I hope you’re still with me.

What I am trying to say is that the snow melts. Days become warmer, the sun shines a little bit brighter, or, if that seems like too many months away and you can’t escape the snow, make a masterpiece of it. Build a snowman. Sled with a friend. Pack a snowball with any negative feelings you might have and throw it as hard as you can in the distance. Have fun with life. 

That is the action I mentioned in the first sentence. 

All of the heaviness, all of the pain and all of the frigid feelings that can’t seem to melt away will. How do I know? Why should you listen to me? I live it every day. 365 days a year, I remind myself of the beauty and amazing joy I have been fortunate enough to experience in my life. I see it everywhere now. At a difficult softball practice, on a cold day, when I find myself in a whirlpool of metaphysical doubt, when nothing seems to be going right with my friends and family and any other problem that might arise. 

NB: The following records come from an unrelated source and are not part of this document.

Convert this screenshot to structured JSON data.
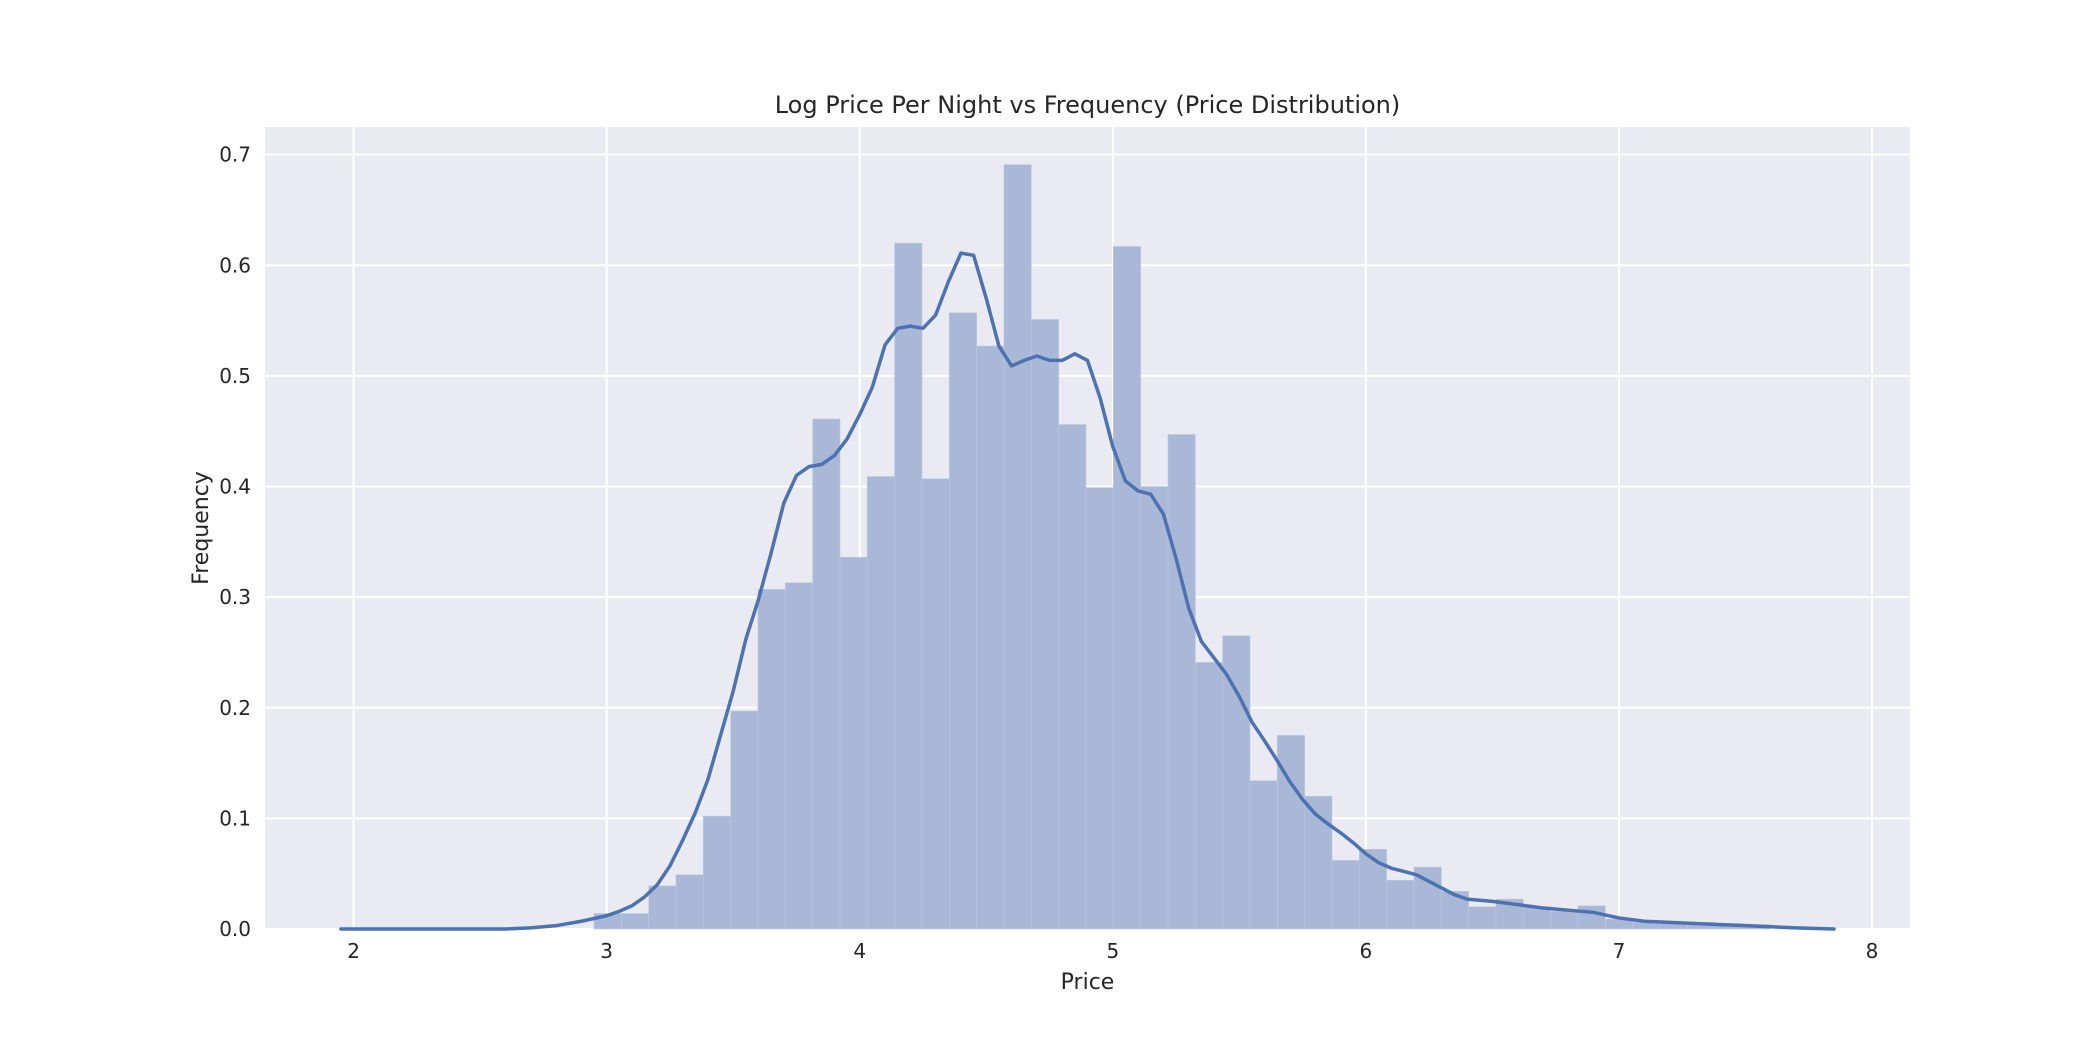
{
  "chart_data": {
    "type": "bar",
    "title": "Log Price Per Night vs Frequency (Price Distribution)",
    "xlabel": "Price",
    "ylabel": "Frequency",
    "xlim": [
      1.65,
      8.15
    ],
    "ylim": [
      0,
      0.725
    ],
    "x_ticks": [
      2,
      3,
      4,
      5,
      6,
      7,
      8
    ],
    "y_ticks": [
      0.0,
      0.1,
      0.2,
      0.3,
      0.4,
      0.5,
      0.6,
      0.7
    ],
    "grid": true,
    "bar_color": "#aab8d7",
    "line_color": "#4c72b0",
    "background_color": "#eaeaf2",
    "grid_color": "#ffffff",
    "histogram": {
      "bin_edges": [
        2.95,
        3.058,
        3.166,
        3.274,
        3.382,
        3.49,
        3.598,
        3.706,
        3.814,
        3.922,
        4.03,
        4.138,
        4.246,
        4.354,
        4.462,
        4.57,
        4.678,
        4.786,
        4.894,
        5.002,
        5.11,
        5.218,
        5.326,
        5.434,
        5.542,
        5.65,
        5.758,
        5.866,
        5.974,
        6.082,
        6.19,
        6.298,
        6.406,
        6.514,
        6.622,
        6.73,
        6.838,
        6.946,
        7.054,
        7.162,
        7.27,
        7.378,
        7.486,
        7.594
      ],
      "values": [
        0.014,
        0.014,
        0.039,
        0.049,
        0.102,
        0.197,
        0.307,
        0.313,
        0.461,
        0.336,
        0.409,
        0.62,
        0.407,
        0.557,
        0.527,
        0.691,
        0.551,
        0.456,
        0.399,
        0.617,
        0.4,
        0.447,
        0.241,
        0.265,
        0.134,
        0.175,
        0.12,
        0.062,
        0.072,
        0.044,
        0.056,
        0.034,
        0.02,
        0.027,
        0.02,
        0.016,
        0.021,
        0.009,
        0.006,
        0.005,
        0.006,
        0.005,
        0.004
      ]
    },
    "kde": {
      "x": [
        1.95,
        2.2,
        2.4,
        2.6,
        2.7,
        2.8,
        2.9,
        3.0,
        3.05,
        3.1,
        3.15,
        3.2,
        3.25,
        3.3,
        3.35,
        3.4,
        3.45,
        3.5,
        3.55,
        3.6,
        3.65,
        3.7,
        3.75,
        3.8,
        3.85,
        3.9,
        3.95,
        4.0,
        4.05,
        4.1,
        4.15,
        4.2,
        4.25,
        4.3,
        4.35,
        4.4,
        4.45,
        4.5,
        4.55,
        4.6,
        4.65,
        4.7,
        4.75,
        4.8,
        4.85,
        4.9,
        4.95,
        5.0,
        5.05,
        5.1,
        5.15,
        5.2,
        5.25,
        5.3,
        5.35,
        5.4,
        5.45,
        5.5,
        5.55,
        5.6,
        5.65,
        5.7,
        5.75,
        5.8,
        5.85,
        5.9,
        5.95,
        6.0,
        6.05,
        6.1,
        6.15,
        6.2,
        6.25,
        6.3,
        6.35,
        6.4,
        6.5,
        6.6,
        6.7,
        6.8,
        6.9,
        7.0,
        7.1,
        7.2,
        7.3,
        7.4,
        7.5,
        7.6,
        7.7,
        7.85
      ],
      "y": [
        0.0,
        0.0,
        0.0,
        0.0,
        0.001,
        0.003,
        0.007,
        0.012,
        0.016,
        0.021,
        0.029,
        0.04,
        0.057,
        0.08,
        0.105,
        0.135,
        0.175,
        0.215,
        0.262,
        0.298,
        0.34,
        0.385,
        0.41,
        0.418,
        0.42,
        0.428,
        0.443,
        0.465,
        0.49,
        0.528,
        0.543,
        0.545,
        0.543,
        0.555,
        0.585,
        0.611,
        0.609,
        0.57,
        0.527,
        0.509,
        0.514,
        0.518,
        0.514,
        0.514,
        0.52,
        0.514,
        0.48,
        0.436,
        0.405,
        0.396,
        0.393,
        0.375,
        0.335,
        0.29,
        0.26,
        0.245,
        0.23,
        0.21,
        0.187,
        0.17,
        0.152,
        0.133,
        0.117,
        0.104,
        0.095,
        0.087,
        0.078,
        0.068,
        0.06,
        0.055,
        0.052,
        0.049,
        0.043,
        0.037,
        0.031,
        0.027,
        0.025,
        0.022,
        0.019,
        0.017,
        0.015,
        0.01,
        0.007,
        0.006,
        0.005,
        0.004,
        0.003,
        0.002,
        0.001,
        0.0
      ]
    }
  }
}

If you are reading this, you are alive. And you can read. You’re already winning. To go a step further, you have some sort of technology that allows you to access knowledge, or you are clever enough to pick up a hard copy of this newspaper in a building on a college campus. You’re really winning. Times may be tough, winter may be long and you may be dealing with things you don’t think anyone else can understand. But, from me to you, from human to human, keep going. Take action that ignites a fire within you, warm enough to melt any snow that might be keeping you down. Do something everyday that reminds you how miraculous this life is. Keep going, the snow melts.